Said Coach Wes Unseld: "I thought he was very honest and very forthright. I think he finally, over the last couple of months, grew up a little bit. I talked to him privately a little while, and it sounded like a little different guy. But a lot of things have happened to him."

"Nobody wants him back more than Darrell Walker," Walker said from Miami last night, where the Bullets open their regular season tonight against the Heat. "He'll probably be back around January. If anybody is looking forward to seeing him it's me and Wes. For me, it's like having another guard out there. When teams pressured me I could just make the pass to John, and he could get us in the passing game."

Williams and Pollin handled the settlement themselves, after a series of phone calls last month between Bullets vice chairman Jerry Sachs, Williams and his agent, Fred Slaughter. Terms of the settlement were not disclosed, but Pollin termed it a "compromise." It's likely Williams will not be paid his money until he returns to the court, but will receive the money at that time in one lump sum, rather than the incremental payments the team was seeking earlier.

The denouement came when Pollin called Williams at his Los Angeles home.

"I just said, 'John, it's time for you and I to get together,' " Pollin said after the news conference. "He said, 'Absolutely, Mr. Pollin. I really want to come back.' We talked a few minutes and I said, 'This is what I'll do for you from a financial standpoint.' He said, 'Terrific, it's fair.' I said, 'I'd like you to come back {Wednesday}.' He said, 'I will.' "

Asked why he didn't call Williams sooner, Pollin said, "{Other} people have tried. It was just unfortunate that some of the times when people tried, when they were able to get through to John, I wasn't there to pick up the phone personally. And when he called back, I wasn't there. Even though I wasn't there I was involved in the strategy."

Williams was examined in the afternoon by team physician Steve Haas and placed on the team's injured list before the NBA's 6 p.m. Thursday deadline. They couldn't put him on the active roster, and until he took the physical, the team's only alternative was to place him on the league's suspended list. Important to Williams, by being placed on the injured list instead of the suspended list, payments to him can resume.

But Williams said his return wasn't about money. He had played with assorted Los Angeles Lakers and Clippers at UCLA during the summer, but gradually, those players drifted off to training camps, while Williams sat at home.

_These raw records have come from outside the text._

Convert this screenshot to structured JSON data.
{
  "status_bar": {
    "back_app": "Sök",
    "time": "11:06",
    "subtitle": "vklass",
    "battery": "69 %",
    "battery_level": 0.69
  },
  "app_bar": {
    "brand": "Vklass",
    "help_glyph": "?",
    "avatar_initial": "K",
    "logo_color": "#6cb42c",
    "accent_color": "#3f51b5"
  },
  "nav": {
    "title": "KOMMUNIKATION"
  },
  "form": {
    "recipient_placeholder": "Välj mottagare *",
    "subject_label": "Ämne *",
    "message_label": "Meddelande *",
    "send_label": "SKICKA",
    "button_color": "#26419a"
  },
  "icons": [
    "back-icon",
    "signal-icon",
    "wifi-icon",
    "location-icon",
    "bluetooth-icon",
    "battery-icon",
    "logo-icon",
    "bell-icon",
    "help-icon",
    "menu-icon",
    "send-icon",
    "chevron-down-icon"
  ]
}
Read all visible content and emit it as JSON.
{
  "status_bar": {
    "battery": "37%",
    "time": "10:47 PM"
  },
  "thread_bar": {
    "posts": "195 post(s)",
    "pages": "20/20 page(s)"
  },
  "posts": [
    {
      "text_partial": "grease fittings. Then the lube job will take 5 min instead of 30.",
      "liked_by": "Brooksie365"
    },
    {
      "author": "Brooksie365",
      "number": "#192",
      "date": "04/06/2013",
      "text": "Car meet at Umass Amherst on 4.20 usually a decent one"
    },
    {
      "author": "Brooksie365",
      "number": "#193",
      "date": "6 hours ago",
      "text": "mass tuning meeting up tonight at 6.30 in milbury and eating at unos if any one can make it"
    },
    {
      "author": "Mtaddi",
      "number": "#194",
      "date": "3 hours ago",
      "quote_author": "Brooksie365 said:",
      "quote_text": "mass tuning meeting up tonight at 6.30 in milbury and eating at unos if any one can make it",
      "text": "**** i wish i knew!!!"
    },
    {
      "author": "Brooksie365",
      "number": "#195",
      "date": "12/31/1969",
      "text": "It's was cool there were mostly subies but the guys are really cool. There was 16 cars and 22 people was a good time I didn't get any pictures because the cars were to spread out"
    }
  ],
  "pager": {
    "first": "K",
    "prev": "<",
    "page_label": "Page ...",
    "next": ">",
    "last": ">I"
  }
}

"I had steered away from what I was doing," he said. "I was focused at one point and then when the problems happened -- my knee went out, and the personal problems at home -- I steered off in the wrong direction. It was real frustrating for me. It was the first time it had happened to me, so I didn't know how to handle it."

The team's last contact with Williams had been Oct. 19, when Sachs spoke to Williams and Slaughter. In the interim, Williams told the (Baltimore) Sun that he wouldn't return unless the money was returned, and that Nash "was trying to make an example of him" by not negotiating.

Said Nash yesterday: "You just saw a man stand up before you and pretty much bare his soul. From where I sit, there are no scars on the part of the Bullets' management. I think we saw a man express that he had some problems and he would like to put them behind him, and we would like to do likewise. There are no hard feelings on our part. We want to be supportive."

The Bullets' 0-7 preseason also weighed on his decision to return, Williams said.

Williams said he would continue a program of running, dieting and treadmill work as well as continuing to use the Cybex leg strengthening machine to get down to his playing weight, which last season was around 260 pounds. He looked as if he needed to drop at least 30 pounds to reach that goal.

"I'm ready to play now," he said. "It's just that I'm not in shape right now. I don't think I should go out there and embarrass myself by being out of shape. I feel it would take a couple of weeks to a month for me to get back to playing shape. I talked with Abe and Wes and the organization and I'm just trying to put all the differences behind us. I'm here now. I just want to go forward."